Ketika Abdullah bin Ja’far berada dalam sebuah perjalanan, ia berjumpa dengan seorang pengemis yang tak dikenalnya. Ia memberikan banyak harta kepada pengemis tersebut. Teman-temannya berkata kepadanya: “Wahai Abdullah, engkau tidaklah dikenal di tempat ini dan pengemis tersebut puas dengan harta yang lebih sedikit dari yang engkau berikan. Mengapa engkau memberikan harta yang banyak?” Abdullah berkata: “Jika orang-orang di tempat ini tidak mengenaliku, maka aku mengenali diriku dan jika pengemis itu puas dengan harta yang sedikit, maka tabiatku tidak merelakan yang lebih sedikit dari pemberian ini dan saya tidak rela apabila saya memiliki harta sementara saya memberikan sesuatu yang sedikit.” Ruh ini adalah ruh al-karamah. Ia merupakan ruh yang tinggi lagi mulia.31

Ketika Allah ingin mendukung para malaikat, Allah berfirman: “Sebenarnya (malaikat-malaikat itu) adalah hamba-hamba yang dimuliakan.”(al-Anbiya: 26) Tatkala menyebutkan orang-orang yang shalat, Allah berfirman: “Mereka itu (kekal) di surga lagi dimuliakan.” Tema pembicaraan ini bukan berkisar tentang makanan, minuman, dan pakaian. Akan tetapi berkenaan dengan karamah Allah Swt. Ketika hendak menyokong orang-orang yang shalat, Allah berfirman: Dia di surga dimuliakan. Di surga, segenap bentuk kelezatan indrawi memiliki tingkatan yang paling rendah. Sementara kelezatan akan kedekatan dengan para malaikat merupakan karamah. Orang-orang yang shalat akan berdampingan dengan para malaikat di dunia maupun di akhirat,

Imam al-Baqir as bersabda: “Bagi orang yang shalat, terdapat tiga perkara. Jika ia berdiri untuk menunaikan shalat, para malaikat akan mengelilinginya, mulai dari kakinya sampai ke langit, dan kebaikan akan bertebaran untuknya, dari langit sampai ke ubun-ubun kepalanya, dan malaikat yang diwakilkan untuknya akan memanggil dirinya, Seandainya orang yang shalat mengetahui siapa yang berbicara dengannya, ia tak akan melepaskannya.”32 Shalat macam apakah ini, sehingga menjadikan para malaikat berdiri untuk menjaga orang yang sedang menunaikannya? Dan dari apa ia dijaga? Para malaikat menjaganya dari segenap bisikan setan karena setan selalu menunggu orang yang shalat.

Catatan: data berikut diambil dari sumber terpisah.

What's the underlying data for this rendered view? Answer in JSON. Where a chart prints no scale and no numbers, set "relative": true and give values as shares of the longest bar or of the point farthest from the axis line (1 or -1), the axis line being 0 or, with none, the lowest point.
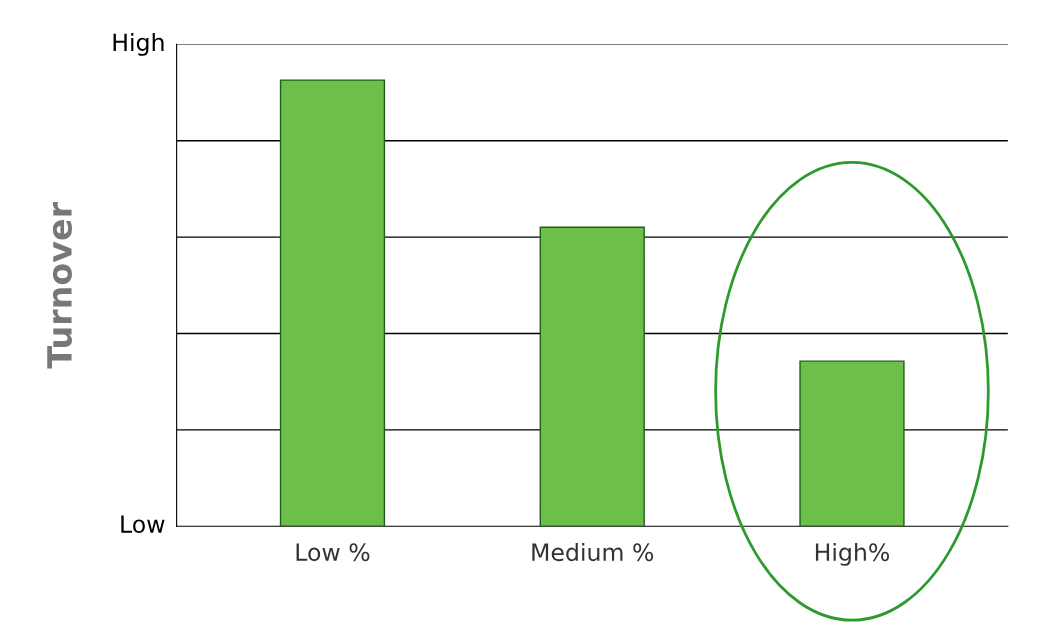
{
  "chart_data": {
    "type": "bar",
    "ylabel": "Turnover",
    "relative": true,
    "categories": [
      "Low %",
      "Medium %",
      "High%"
    ],
    "values": [
      1,
      0.67,
      0.37
    ],
    "color": "#6cc04a",
    "annotations": [
      "Low",
      "High"
    ],
    "grid": "y"
  }
}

Pada waktu yang lalu telah kita sepakati bahwa shalat semacam ini benar adanya. Tetapi terkadang, shalat ini terangkat namun dengan warna yang legam sembari menyeru kepada orang yang menunaikannya: “Semoga Allah menghitamkan wajahmu karena engkau telah melalaikanku.” Pada saat yang lain, shalat terangkat dengan warnanya yang putih sambil mengatakan: “Semoga Allah menjagamu sebagaimana engkau menjagaku.”

Jika orang yang shalat berdiri menghadapkan hatinya ke hadapan Tuhannya, pada saat itu pula para malaikat menjaganya. Malaikat-malaikat ini khawatir kalau orang yang melaksanakan shalat tersebut diganggu setan, karena setan selalu menunggu orang yang shalat. Herannya, perbuatan- perbuatan baik merupakan tanda dari pengawasan setan, sebagaimana ia selalu berusaha menyibukkan dan menyelewengkan pikiran orang yang shalat dari menghadap kepada Allah. Setan sendiri berkata: “Saya benar- benar akan (menghalang-halangi) dari jalan Engkau yang lurus.”(al-A’raf: 16)

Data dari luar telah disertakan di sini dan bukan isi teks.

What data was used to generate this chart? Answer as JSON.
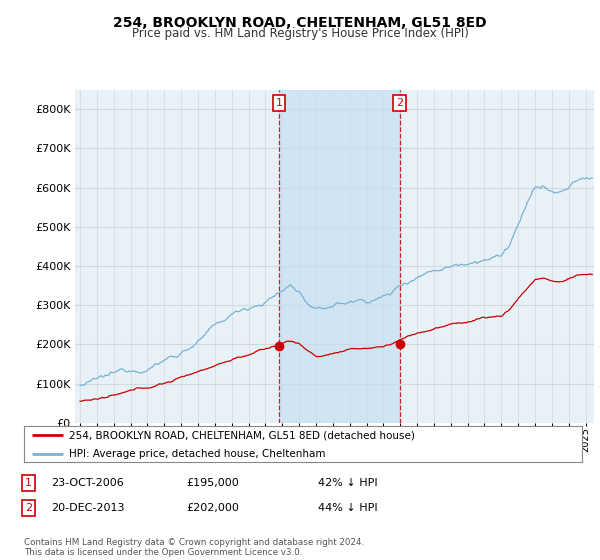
{
  "title": "254, BROOKLYN ROAD, CHELTENHAM, GL51 8ED",
  "subtitle": "Price paid vs. HM Land Registry's House Price Index (HPI)",
  "xlim_start": 1994.7,
  "xlim_end": 2025.5,
  "ylim": [
    0,
    850000
  ],
  "yticks": [
    0,
    100000,
    200000,
    300000,
    400000,
    500000,
    600000,
    700000,
    800000
  ],
  "ytick_labels": [
    "£0",
    "£100K",
    "£200K",
    "£300K",
    "£400K",
    "£500K",
    "£600K",
    "£700K",
    "£800K"
  ],
  "hpi_color": "#7ab3d4",
  "price_color": "#cc0000",
  "span_color": "#c8dff0",
  "sale1_date": 2006.81,
  "sale1_price": 195000,
  "sale2_date": 2013.97,
  "sale2_price": 202000,
  "legend_line1": "254, BROOKLYN ROAD, CHELTENHAM, GL51 8ED (detached house)",
  "legend_line2": "HPI: Average price, detached house, Cheltenham",
  "sale1_info": "23-OCT-2006",
  "sale1_amount": "£195,000",
  "sale1_pct": "42% ↓ HPI",
  "sale2_info": "20-DEC-2013",
  "sale2_amount": "£202,000",
  "sale2_pct": "44% ↓ HPI",
  "footer": "Contains HM Land Registry data © Crown copyright and database right 2024.\nThis data is licensed under the Open Government Licence v3.0.",
  "background_color": "#ffffff",
  "plot_bg_color": "#e8f0f8",
  "grid_color": "#d0d8e0"
}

Aku menunggu mereka di jalan yang lurus dan tak akan membiarkan seorang pun mampu melewatinya. Setan membangun perangkapnya di setiap tempat yang berbau kemungkaran dan kejelekan. Ia akan membisikkan orang yang sedang shalat, mulai dari awal sampai mengucapkan salam, sehingga orang tersebut akan menjumpai hatinya tidak hadir dalam shalat tersebut.

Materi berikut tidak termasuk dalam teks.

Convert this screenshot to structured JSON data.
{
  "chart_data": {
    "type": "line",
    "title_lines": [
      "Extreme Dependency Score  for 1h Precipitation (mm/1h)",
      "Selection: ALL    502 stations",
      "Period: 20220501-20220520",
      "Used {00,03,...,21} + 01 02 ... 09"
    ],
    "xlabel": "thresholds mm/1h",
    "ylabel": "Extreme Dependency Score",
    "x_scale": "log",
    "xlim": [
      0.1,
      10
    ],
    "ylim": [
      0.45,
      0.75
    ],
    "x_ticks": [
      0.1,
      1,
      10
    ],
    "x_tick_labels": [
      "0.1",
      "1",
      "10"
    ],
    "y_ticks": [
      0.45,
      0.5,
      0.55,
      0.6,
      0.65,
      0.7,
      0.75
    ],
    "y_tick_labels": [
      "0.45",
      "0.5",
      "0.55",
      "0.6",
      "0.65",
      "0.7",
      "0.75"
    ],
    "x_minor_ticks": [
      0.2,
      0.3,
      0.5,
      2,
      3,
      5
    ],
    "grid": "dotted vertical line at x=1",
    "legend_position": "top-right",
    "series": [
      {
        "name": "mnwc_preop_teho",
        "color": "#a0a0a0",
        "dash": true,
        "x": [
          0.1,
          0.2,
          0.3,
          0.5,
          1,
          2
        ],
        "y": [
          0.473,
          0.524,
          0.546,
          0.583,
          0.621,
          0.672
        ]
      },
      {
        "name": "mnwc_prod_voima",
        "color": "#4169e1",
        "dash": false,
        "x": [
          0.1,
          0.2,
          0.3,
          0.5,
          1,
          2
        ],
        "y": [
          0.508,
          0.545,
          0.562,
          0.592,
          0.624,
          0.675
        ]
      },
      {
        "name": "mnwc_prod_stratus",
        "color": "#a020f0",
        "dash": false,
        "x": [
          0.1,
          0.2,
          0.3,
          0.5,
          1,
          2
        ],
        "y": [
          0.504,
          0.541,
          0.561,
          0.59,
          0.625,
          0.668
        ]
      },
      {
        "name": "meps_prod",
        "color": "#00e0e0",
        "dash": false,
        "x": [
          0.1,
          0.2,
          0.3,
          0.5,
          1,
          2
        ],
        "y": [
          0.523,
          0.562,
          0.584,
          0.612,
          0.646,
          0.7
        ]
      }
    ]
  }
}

Salah seorang irfan berkata dalam kitabnya Asrar al-Shalat, sebagaimana juga pernah disebutkan Imam Khomeini ―semoga Allah meridhainya: Bagaimana mungkin orang yang disibukan oleh sesuatu selain Allah Swt di dalam shalatnya pantas mengucapkan salam, assalamu’alaikum warahmatullahi wa barakatuh? Saya malu dengan hal tersebut. Apa rahasianya? Orang yang shalat adalah orang yang sedang berbincang-bincang dengan Tuhannya. Dirinya akan disibukan dengan gumam doa dan dzikir. Ia tidak sedang bersama manusia dan manusia juga tidak sedang bersamanya. Tatkala selesai dari shalatnya, baru ia kembali hidup bersama manusia. Maka ia mengucapkan assalamu’alaikum.

Di antara mereka, antara satu sama lain tidak mengucapkan salam. Itu dikarenakan mereka berada di satu tempat secara bersama-sama. Seseorang baru memberikan salam manakala baru memasuki suatu tempat. Ucapan salam di akhir shalat bukanlah zikir ataupun doa, melainkan ucapan selamat. Karena itu, jika seseorang melakukan shalat dan di dalamnya secara sengaja diucapkan salam, maka shalatnya tidak sah (batal). Jika mengucapkan salam karena suatu kekeliruan, maka ia harus melakukan sujud sahwi. Ucapan salam di akhir shalat merupakan tahiyat. Da]am melaksanakan shalatnya, seseorang akan disibukan dengan doa dan munajat. Dan ketika shalatnya selesai, ia kembali ke tengah-tengah manusia dari bertemu Allah. Karenanya ia akan mengucapkan salam kepada mereka.

Orang arif ini berkata: “Saya heran terhadap orang yang ketika shalat masih disibukan oleh berbagai urusan duniawi dan tidak bersama Allah. Bagaimana bisa ia mengucapkan salam di akhir shalatnya?”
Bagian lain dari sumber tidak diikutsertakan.